Are you a small business owner? Do you have problems with how to price your products? Here are a few pricing strategies that you can use to help your business.

Before we can go into discussing the different pricing strategies, we must now the cost associated with each product. The 2 key elements in determining your product cost are cost of goods and operating expense. The cost of goods includes all amount paid for the product including shipping and handling expenses. While operating expenses include all costs associated with operating a small business. This usually includes overhead expense, payroll, marketing expense and office supplies.
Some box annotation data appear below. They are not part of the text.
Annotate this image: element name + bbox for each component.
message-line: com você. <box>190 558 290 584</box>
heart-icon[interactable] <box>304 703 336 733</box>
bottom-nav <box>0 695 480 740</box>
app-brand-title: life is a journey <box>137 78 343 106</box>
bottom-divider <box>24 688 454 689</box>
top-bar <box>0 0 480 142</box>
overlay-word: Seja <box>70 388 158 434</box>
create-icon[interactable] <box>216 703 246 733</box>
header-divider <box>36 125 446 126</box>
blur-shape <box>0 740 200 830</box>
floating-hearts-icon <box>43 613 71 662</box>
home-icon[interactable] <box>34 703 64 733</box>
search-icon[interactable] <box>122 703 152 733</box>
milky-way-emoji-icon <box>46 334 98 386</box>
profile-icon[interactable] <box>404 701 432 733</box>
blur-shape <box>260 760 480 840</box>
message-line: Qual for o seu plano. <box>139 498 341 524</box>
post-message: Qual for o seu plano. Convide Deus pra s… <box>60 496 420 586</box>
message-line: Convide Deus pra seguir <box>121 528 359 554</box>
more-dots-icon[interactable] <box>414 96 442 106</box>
Regardless of what pricing strategy you use, the first and most important rule to remember in pricing your product is to set a price that exceeds your product cost. I know this is common sense but I'm putting it here for reference anyway. A small business owner simply cannot succeed in business if they continue to sell below product cost.

Pricing Strategies:

1. Mark Up Pricing

Mark Up pricing is setting a preset profit margin or percentage (usually the industry standard) to the cost of the merchandise. Like for example, if you want a 50% profit margin and your product cost is 50 bucks. You would set your product price at 75 (50 + 50*25%).

2. Vendor Pricing

Vendor pricing is using the Manufacturer's Suggested Retail Price (MSRP) as your product price. It is a common strategy used by small business owners to avoid price wars and still maintain a decent profit. However, by using the MSRP, you lose your advantage, in terms of product price, over the competition. You will have to think of something else to attract customers to buy your product.

3. Competitive Pricing

There are two ways for a business owner to engage in competitive pricing. The most common way is to price your product below that of the competition. Another way is to engage in Prestige pricing, or pricing your product above that of competition. Prestige pricing can be considered when your location, exclusivity, or unique customer service can justify the higher prices.

4. Psychological Pricing

Psychological pricing involves setting prices to a certain level that is perceived to be fair by the customer. The most common method is odd-pricing. In this strategy, business owners use prices that end in 5, 7, or 9. Studies have shown that customers tend to round down a price of 19.95 to 19 rather than 20.